By Michaelangelo Conte/The Jersey Journal

ahmmad-johnson.jpg

Closing arguments in the trial of Ahmmad Johnson, 27, who is charged with carjacking a car to use to shoot his girlfriend's father in a drive-by shooting and then killing the man he carjacked for linking him to the drive by, were heard yesterday.

Johnson allegedly shot his girlfriend's father in Newark on March 5, 2005, because the father convinced his daughter to abort Johnson's child.

The carjack victim, Piotr Raczek, a resident of the Jersey City Heights, was murdered Aug. 31, 2005 on Thorne Street.

"It's no coincidence that after a Hudson County grand jury indicted (Johnson) for the carjacking, he killed Piotr Raczek," Hudson County Assistant Prosecutor Michael D'Andrea said during closing arguments yesterday.

"He knew Piotr Raczek would not only connect him to the carjacking, but to the shooting," D'Andrea said.

Early in 2005, Johnson got his then 19-year-old girlfriend pregnant, but her family didn't think much of Johnson and convinced her to have an abortion, which angered Johnson, prosecutors said.

On March 3, 2005, Johnson carjacked Raczek's blue Subaru sports car at gunpoint, and two days later, he used the vehicle in a drive-by shooting of the girlfriend's father, according to prosecutors.

The father survived the shooting and gave police a description of the car.
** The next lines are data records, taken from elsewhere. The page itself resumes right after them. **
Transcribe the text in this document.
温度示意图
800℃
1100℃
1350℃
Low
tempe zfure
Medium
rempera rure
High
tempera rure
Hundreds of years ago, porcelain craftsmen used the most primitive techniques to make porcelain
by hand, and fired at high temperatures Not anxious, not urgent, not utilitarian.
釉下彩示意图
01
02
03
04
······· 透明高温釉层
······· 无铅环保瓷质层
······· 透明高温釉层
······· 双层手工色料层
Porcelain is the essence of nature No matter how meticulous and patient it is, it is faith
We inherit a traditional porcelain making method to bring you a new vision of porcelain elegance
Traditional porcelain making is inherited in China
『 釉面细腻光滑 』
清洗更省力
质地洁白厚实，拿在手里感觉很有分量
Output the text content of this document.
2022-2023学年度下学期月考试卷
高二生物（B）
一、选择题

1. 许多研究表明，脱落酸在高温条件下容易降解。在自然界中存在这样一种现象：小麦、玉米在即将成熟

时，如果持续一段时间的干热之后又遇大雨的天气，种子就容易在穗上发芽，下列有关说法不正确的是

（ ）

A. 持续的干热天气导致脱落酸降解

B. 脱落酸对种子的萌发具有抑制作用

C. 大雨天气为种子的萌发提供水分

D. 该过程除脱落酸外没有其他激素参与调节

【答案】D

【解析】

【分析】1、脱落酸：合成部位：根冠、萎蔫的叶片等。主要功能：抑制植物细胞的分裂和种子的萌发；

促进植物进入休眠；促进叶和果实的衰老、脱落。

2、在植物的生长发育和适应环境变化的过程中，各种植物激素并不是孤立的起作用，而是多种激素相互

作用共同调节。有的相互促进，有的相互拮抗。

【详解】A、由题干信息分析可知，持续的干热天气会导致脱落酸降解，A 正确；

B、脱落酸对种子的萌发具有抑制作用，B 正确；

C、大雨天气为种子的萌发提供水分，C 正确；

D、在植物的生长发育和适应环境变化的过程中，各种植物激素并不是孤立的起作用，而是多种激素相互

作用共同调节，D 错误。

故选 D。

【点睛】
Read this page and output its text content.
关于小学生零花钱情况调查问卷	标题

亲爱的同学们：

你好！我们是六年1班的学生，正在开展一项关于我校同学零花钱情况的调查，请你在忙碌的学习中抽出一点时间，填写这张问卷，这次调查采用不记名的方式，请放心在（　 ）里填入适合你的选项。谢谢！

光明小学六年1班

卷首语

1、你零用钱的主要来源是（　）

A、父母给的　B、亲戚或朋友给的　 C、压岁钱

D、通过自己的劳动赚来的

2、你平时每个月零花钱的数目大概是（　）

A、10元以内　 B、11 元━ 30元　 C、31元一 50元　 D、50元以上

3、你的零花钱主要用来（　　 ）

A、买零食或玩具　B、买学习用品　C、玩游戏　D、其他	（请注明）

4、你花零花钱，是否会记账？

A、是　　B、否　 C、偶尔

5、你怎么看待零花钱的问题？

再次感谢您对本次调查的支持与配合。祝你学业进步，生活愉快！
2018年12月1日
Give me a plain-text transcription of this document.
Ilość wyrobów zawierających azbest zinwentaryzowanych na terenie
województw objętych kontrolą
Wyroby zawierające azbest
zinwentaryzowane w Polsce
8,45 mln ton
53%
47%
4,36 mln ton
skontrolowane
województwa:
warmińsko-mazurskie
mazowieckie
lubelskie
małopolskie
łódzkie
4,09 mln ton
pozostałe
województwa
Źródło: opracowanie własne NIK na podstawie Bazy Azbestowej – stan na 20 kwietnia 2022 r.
On March 8, his wife and daughter were followed by a Blue Subaru in Newark and they got the plate number, prosecutors said.

Newark police determined the car was stolen from Raczek, and Raczek identified Johnson as the carjacker, prosecutors said.

Defense attorney John Dell'Italia argued that Raczek didn't see the carjacker well enough to identify him.

Dell'Italia also said the girlfriend's father was with a man carrying a sizable amount of drugs at the time he was shot in Newark and suggested the father may have had enemies.

The jury is scheduled to begin deliberations Tuesday morning in the courtroom of Hudson County Superior Court Judge Paul D. Pascale.